Opinion

ALBANY ETHICS FARCE

Albany is in an uproar over ethics and integrity — two qualities notably lacking in the capital city.

State Inspector General Joseph Fisch issued a scathing 174-page report Wednesday demanding the immediate firing of Herbert Teitelbaum, executive director of the misnamed state Public Integrity Commission.

And he strongly hinted that Robert Hermann, a one-time top gubernatorial aide, should be let go by his current boss, Senate Majority Leader Malcolm Smith.

Gov. Paterson promptly called on all PIC members to quit; they ignored him.

Whereupon the toothless governor said he’d be “happy to sit down and talk.”

And there New York stands: leaderless in Albany.

In this case, however, the problem is that Paterson didn’t go far enough: He should scrap the PIC entirely.

Fisch’s report confirmed the allegations, first reported by The Post, that Teitelbaum illegally leaked information on the PIC’s Troopergate probe to Hermann, then a top aide to ex-Gov.
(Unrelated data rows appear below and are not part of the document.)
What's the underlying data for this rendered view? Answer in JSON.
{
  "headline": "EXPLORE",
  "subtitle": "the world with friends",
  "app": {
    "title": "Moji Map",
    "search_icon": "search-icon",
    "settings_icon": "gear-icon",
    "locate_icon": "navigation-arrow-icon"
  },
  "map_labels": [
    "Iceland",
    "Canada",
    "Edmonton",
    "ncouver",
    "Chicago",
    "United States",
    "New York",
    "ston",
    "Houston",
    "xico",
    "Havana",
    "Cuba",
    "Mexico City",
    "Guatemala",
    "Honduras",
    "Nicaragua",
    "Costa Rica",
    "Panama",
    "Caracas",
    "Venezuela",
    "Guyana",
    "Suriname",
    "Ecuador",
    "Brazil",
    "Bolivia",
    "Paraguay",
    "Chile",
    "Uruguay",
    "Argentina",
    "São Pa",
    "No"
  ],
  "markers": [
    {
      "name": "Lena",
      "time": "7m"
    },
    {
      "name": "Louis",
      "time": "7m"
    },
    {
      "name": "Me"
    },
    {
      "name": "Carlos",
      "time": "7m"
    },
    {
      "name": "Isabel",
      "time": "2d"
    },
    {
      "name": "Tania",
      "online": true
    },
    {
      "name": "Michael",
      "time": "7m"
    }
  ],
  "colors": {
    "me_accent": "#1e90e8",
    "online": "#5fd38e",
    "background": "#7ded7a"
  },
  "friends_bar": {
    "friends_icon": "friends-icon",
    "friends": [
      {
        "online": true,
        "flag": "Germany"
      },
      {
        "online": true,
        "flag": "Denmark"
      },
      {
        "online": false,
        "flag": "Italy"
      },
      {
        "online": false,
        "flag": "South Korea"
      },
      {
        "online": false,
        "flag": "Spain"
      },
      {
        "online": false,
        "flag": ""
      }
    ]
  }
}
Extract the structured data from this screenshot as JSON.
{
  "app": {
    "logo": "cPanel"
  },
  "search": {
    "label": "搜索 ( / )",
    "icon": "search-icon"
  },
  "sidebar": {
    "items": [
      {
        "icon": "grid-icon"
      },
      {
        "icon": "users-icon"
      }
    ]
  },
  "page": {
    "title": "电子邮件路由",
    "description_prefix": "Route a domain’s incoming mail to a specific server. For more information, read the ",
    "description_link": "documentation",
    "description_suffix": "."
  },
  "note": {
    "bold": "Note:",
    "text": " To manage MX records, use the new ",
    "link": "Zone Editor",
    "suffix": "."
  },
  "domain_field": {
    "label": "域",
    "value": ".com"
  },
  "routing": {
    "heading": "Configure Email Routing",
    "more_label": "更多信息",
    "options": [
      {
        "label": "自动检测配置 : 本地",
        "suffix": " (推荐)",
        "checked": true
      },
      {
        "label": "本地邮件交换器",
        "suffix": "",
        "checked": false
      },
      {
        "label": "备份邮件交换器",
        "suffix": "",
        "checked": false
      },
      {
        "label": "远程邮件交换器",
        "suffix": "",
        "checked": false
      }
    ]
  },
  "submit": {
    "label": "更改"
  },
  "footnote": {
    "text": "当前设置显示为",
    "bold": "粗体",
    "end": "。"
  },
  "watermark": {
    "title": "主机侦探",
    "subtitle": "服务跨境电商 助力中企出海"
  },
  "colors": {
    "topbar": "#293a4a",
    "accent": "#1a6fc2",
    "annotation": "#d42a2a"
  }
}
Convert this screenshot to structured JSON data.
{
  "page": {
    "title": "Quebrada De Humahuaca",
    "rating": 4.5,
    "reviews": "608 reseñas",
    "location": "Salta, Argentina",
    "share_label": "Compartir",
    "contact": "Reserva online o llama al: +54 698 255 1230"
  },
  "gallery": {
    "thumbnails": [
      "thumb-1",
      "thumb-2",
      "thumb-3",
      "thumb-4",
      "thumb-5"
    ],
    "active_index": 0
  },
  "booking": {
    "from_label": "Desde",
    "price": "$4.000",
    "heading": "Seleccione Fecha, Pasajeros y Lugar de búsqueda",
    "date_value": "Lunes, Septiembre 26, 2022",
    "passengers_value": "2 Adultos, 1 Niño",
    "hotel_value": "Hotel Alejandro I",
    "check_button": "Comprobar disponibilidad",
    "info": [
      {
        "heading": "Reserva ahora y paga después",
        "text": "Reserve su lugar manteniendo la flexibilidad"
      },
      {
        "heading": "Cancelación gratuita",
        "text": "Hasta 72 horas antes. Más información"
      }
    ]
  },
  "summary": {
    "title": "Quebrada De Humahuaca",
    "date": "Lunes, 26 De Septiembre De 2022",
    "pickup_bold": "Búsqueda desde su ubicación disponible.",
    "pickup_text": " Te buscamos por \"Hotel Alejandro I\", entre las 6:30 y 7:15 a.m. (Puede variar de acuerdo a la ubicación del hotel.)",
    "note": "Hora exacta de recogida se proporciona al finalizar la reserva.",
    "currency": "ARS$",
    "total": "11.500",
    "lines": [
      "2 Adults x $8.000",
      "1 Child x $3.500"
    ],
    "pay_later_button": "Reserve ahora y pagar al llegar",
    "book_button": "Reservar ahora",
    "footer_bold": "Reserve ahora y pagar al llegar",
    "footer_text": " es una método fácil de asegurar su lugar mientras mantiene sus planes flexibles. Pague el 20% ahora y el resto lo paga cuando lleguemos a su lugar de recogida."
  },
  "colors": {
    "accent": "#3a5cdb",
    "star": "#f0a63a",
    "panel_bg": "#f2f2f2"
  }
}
Eliot Spitzer.

Fisch also alleged that former commission chairman John Feerick accepted Teitelbaum’s denials of wrongdoing, “inexcusably” ignoring warnings that he wasn’t telling the truth.

According to Fisch, Teitelbaum repeatedly told Hermann, his close friend, the details of the probe into how Spitzer & Co. used the State Police to spy on then-Senate Majority Leader Joe Bruno.

Hermann then allegedly relayed the information to the governor and his aides.

But yesterday the commissioners denied that Teitelbaum leaked anything to Hermann, adding that even if he did, there was nothing wrong with it.

What a mess.

Paterson wants to turn things around by naming Michael Cherkasky, a respected former top Manhattan prosecutor, as chairman. He has solid credentials, but he’s also a Spitzer acolyte.

Actually, the problem is the commission itself — it’s beholden to the governor, who appoints most of its members.

And that becomes a real problem when the governor himself is under investigation — as Spitzer was in Troopergate, and as Paterson now is, as the PIC is set to probe the leak of derogatory information on Caroline Kennedy.

Albany is in desperate need of a serious and independent ethics watchdog. The Commission on Public Integrity, sad to say, simply isn’t it.